Thanks to support from the central government, the project is to receive NT$30 million (US$984,220) from the Forward-looking Infrastructure Development Program, he added.

To expand its audience, the museum also plans to include a center for children’s art, of which board of supervisors chairman and artist Chen Huei-tung (陳輝東) is an expert, Pan said.

Amid public calls for equality for older people, there is much the museum can offer, such as exhibitions, a cafe, spaces for rest and even shopping, he said.

“As long as the lights are on at the Tainan Art Museum, everyone is welcome,” Pan said, adding that it would differ from elitist museums that only follow Western trends.

When it has organized and clarified Taiwan’s 400-year history and attracts people of all ages, allowing them to experience the joy of appreciating beauty, it would have become a museum that is approachable for everyone, he said.

Regarding the museum’s inaugural exhibition, Pan said it would aim to respond to the history, development of art and current trends in Tainan.

It would feature the latest technology, as well as a traditional sense of beauty, he said, adding that the museum has already selected a curator and team for the exhibition.

For contemporary exhibitions, the museum is to work with researchers based in Tainan, as well as Tainan National University of the Arts, he added.

The Taipei Fine Arts Museum opened more than 30 years ago, while the Kaohsiung Museum of Fine Arts is also approaching its 30th anniversary, Pan said.

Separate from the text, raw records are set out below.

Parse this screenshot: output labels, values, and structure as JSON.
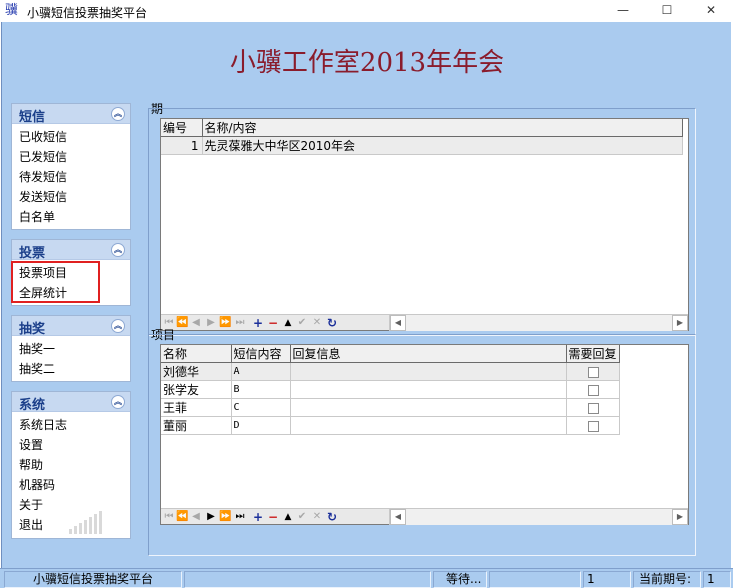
{
  "window": {
    "title": "小骥短信投票抽奖平台",
    "icon_glyph": "骥",
    "minimize_glyph": "—",
    "maximize_glyph": "☐",
    "close_glyph": "✕"
  },
  "banner": {
    "title": "小骥工作室2013年年会"
  },
  "sidebar": {
    "sms": {
      "title": "短信",
      "items": [
        "已收短信",
        "已发短信",
        "待发短信",
        "发送短信",
        "白名单"
      ]
    },
    "vote": {
      "title": "投票",
      "items": [
        "投票项目",
        "全屏统计"
      ]
    },
    "lottery": {
      "title": "抽奖",
      "items": [
        "抽奖一",
        "抽奖二"
      ]
    },
    "system": {
      "title": "系统",
      "items": [
        "系统日志",
        "设置",
        "帮助",
        "机器码",
        "关于",
        "退出"
      ]
    },
    "collapse_glyph": "︽"
  },
  "periods": {
    "label": "期",
    "columns": [
      "编号",
      "名称/内容"
    ],
    "rows": [
      {
        "id": "1",
        "name": "先灵葆雅大中华区2010年会"
      }
    ]
  },
  "items": {
    "label": "项目",
    "columns": [
      "名称",
      "短信内容",
      "回复信息",
      "需要回复"
    ],
    "rows": [
      {
        "name": "刘德华",
        "sms": "A",
        "reply": "",
        "need_reply": false
      },
      {
        "name": "张学友",
        "sms": "B",
        "reply": "",
        "need_reply": false
      },
      {
        "name": "王菲",
        "sms": "C",
        "reply": "",
        "need_reply": false
      },
      {
        "name": "董丽",
        "sms": "D",
        "reply": "",
        "need_reply": false
      }
    ]
  },
  "navigator": {
    "first": "⏮",
    "prior_page": "⏪",
    "prior": "◀",
    "next": "▶",
    "next_page": "⏩",
    "last": "⏭",
    "insert": "+",
    "delete": "−",
    "edit": "▲",
    "post": "✔",
    "cancel": "✕",
    "refresh": "↻",
    "scroll_left": "◀",
    "scroll_right": "▶"
  },
  "statusbar": {
    "app_name": "小骥短信投票抽奖平台",
    "state": "等待...",
    "count": "1",
    "period_label": "当前期号:",
    "period_value": "1"
  },
  "colors": {
    "background": "#aacbef",
    "banner_title": "#8a1c2c",
    "highlight": "#e02020"
  }
}
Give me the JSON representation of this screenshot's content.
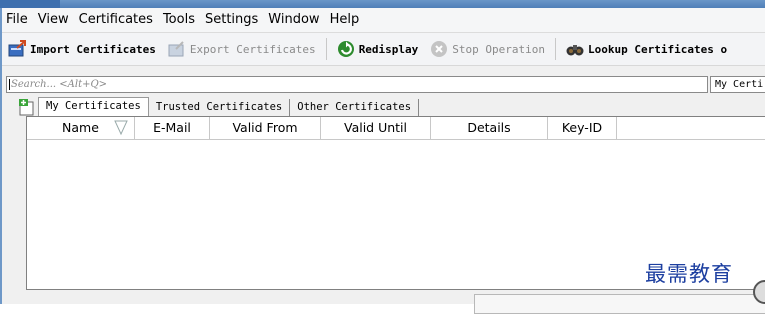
{
  "menu": [
    "File",
    "View",
    "Certificates",
    "Tools",
    "Settings",
    "Window",
    "Help"
  ],
  "toolbar": {
    "import": "Import Certificates",
    "export": "Export Certificates",
    "redisplay": "Redisplay",
    "stop": "Stop Operation",
    "lookup": "Lookup Certificates o"
  },
  "search": {
    "placeholder": "Search... <Alt+Q>"
  },
  "filter": {
    "value": "My Certi"
  },
  "tabs": [
    "My Certificates",
    "Trusted Certificates",
    "Other Certificates"
  ],
  "columns": [
    "Name",
    "E-Mail",
    "Valid From",
    "Valid Until",
    "Details",
    "Key-ID"
  ],
  "watermark": "最需教育",
  "colors": {
    "title": "#4f7fb8",
    "accent_green": "#2e8b2e",
    "watermark": "#1d3fa0"
  }
}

While museums that were built first saw earlier success, the focus of museums that have come later is to find their own position, he said.

What is important is how the Tainan Art Museum differs from other museums, contributes to Tainan and promotes art from Tainan — and Taiwan in general — to the world, he added.

Pan said he hopes that it will become an important milestone for the development of culture in Taiwan in the 21st century, and that it will develop symbiotically with Taiwanese culture, unite the cultural identity of Tainan residents and use creativity to elevate the city’s competitiveness.